Horses. Cordoba, 1916.

Oil on canvas. Measurements: 67 x 90 cm. This work was part of the "Fernando Fader" exhibition that was held in 1988 at the Museo Nacional de Bellas Artes in Buenos Aires. This is item 54 of the catalogue, pg. 105.


Two horses rest in the sun in front of a pond. One of them, white, is saddled. The pair of dark and white horses is a recurring motif in Fader's compositions. We find them in Tierra mansa (1919), El pellón negro (1916, in the National Museum of Fine Arts) and Crossing the hill (c. 1918). Most likely they are Fader's own horses, which he portrayed plein air in the days and evenings of Cordoba. Our oil painting is a magnificent example of his mature period, called Cordoba, which began in 1916 when he moved to that province in search of a more benign climate for his weakened lungs. Displays a handling of color typical of impressionism. Observe the light blues and greens in the shadows of the horses, the intense blues, the pinks on the ground. The rendering remains realistic, but the color composition is complex, vibrant, making full use of sunlight contrasts; while the brushstroke is loose and thick impasto.


Fernando Fader (Bordeaux, France, 1882- Loza Corral, Córdoba, Argentina, 1935), son of a German naval engineer and a French mother, trained as a painter in Munich and under the tutelage of Heinrich von Zügel, where and with whom he assimilated Germanic Impressionism. Back in our country, his first exhibition in 1905 was a watershed in the history of national painting. José León Pagano wrote in this regard that “With him a stage of national painting began positively. Nothing unites him to the nucleus that precedes him. There is a hiatus: a decisive cut between two links. That is why some men from that nucleus were so frugal in their estimative ways. Fader perceived another world and expressed himself through other means. Those had gone through impressionism without noticing its strong wave of renewal. Fader vibrated in her”. [1] A good example of those first impressions of Fader's new art is the review written by Yofrua –pseudonym of the Frenchman Godofredo Daireaux- and published in La Nación on July 26, 1906 after his second show in Buenos Aires. There we read that “most of these works are simple sketches; what induces us to look for him camorra...”. [2] And he went on to say that Fader preferred “a four-stroke sketch to any finished and perfect painting”. Even Cupertino del Campo, in a laudatory and extensive note on July 12 in the same newspaper, had stated that "they are, for the most part, sketches." [3] Undoubtedly, the new style picked up and matured by Fader in his formative years in Germany, as well as arousing attention, was disturbing.
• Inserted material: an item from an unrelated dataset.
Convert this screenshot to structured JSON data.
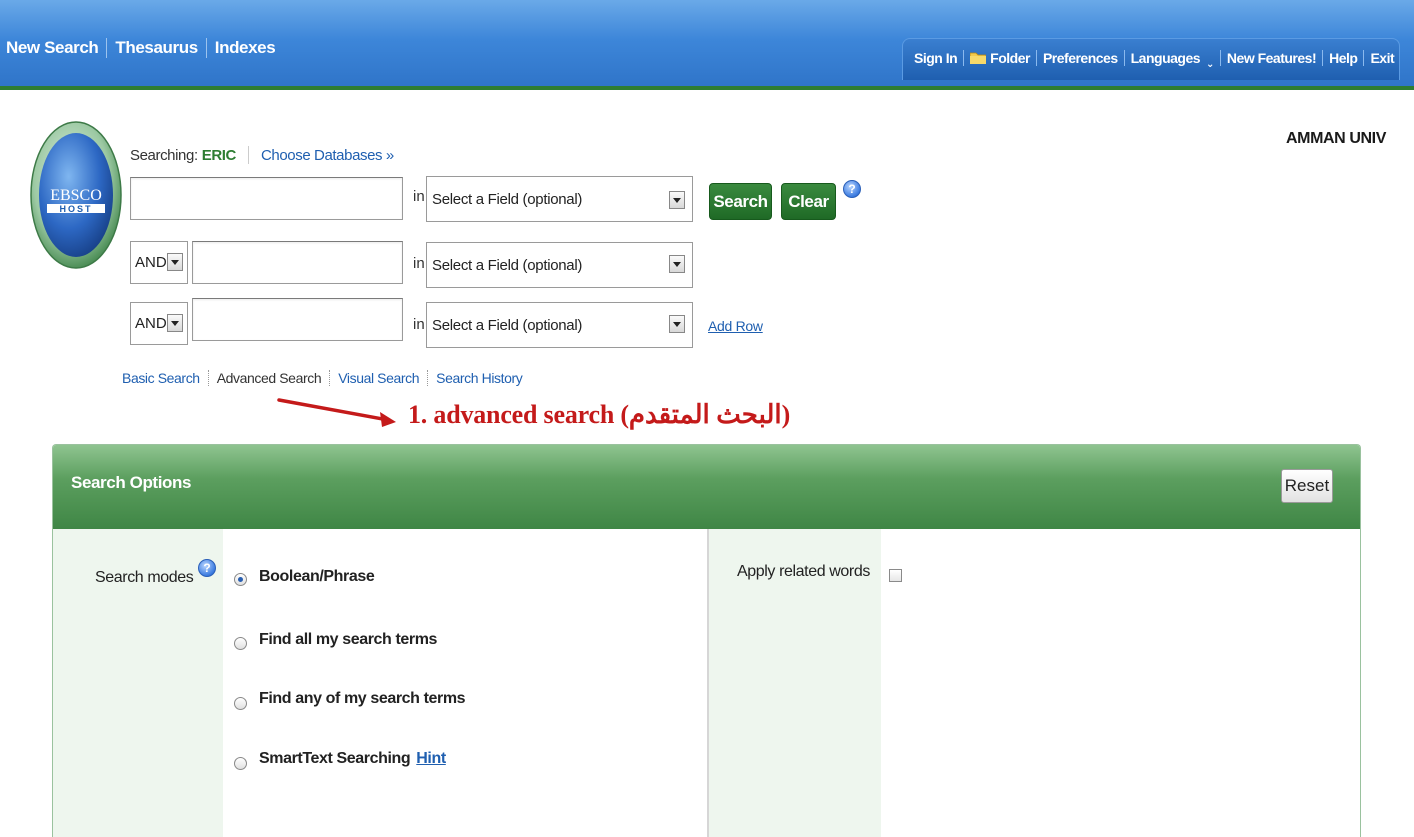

Del Campo continued in his note to the aforementioned exhibition at the Salón Costa, that “Fader... knows how to say a lot, sometimes everything, with four or five determined and fair brushstrokes. Many of his paintings appear, seen from a distance, laboriously completed works; You can see an infinite number of details and subtleties of color that you would think had been obtained with glazes. One approaches; he sees that it is a paint squad and laughs. (...). On the rigorous and scientific construction of the work of art, respecting the drawing, the anatomy, the chiaroscuro and the harmony of the general intonation, there is something that floats: the soul of the artist”.


In 1907, together with the artists Pío Collivadino, Carlos P. Ripamonte, Cesáreo Bernaldo de Quirós, Alberto María Rossi, Justo Lynch, Arturo Dresco, among others, he formed the group “Nexus”. That same year he delivered a speech in which he would overturn his particular vision, "Possibilities of a national art and its main characters." In 1910 he moved away from painting to focus on a hydraulic engineering company that led him to financial ruin. He returned triumphantly to painting with an interior that would bring him the First Prize at the National Salon in 1914, the oil painting Las manilas. Two years later he moved to Córdoba, where he will live and produce for almost twenty years.


Notes:

1. José León Pagano, The art of the Argentines, Buenos Aires, author's edition, 1937.

2. Yofrua, Fine Arts. Quaranta, Larravide, Fader; in "La Nación", Buenos Aires, July 26, 1906, quoted by Rodrigo Gutiérrez Viñuales in Fernando Fader. Work and thought of an Argentine painter. Santa Fe (Granada) Buenos Aires. Institute of America - Cedodal. 1998.

3. José Bálsamo (Cupertino del Campo), Fader Exhibition; In "La Nación", Buenos Aires, July 12, 1906, Illustrated Supplement No. 202. In Rodrigo Gutiérrez Viñuales, 1998.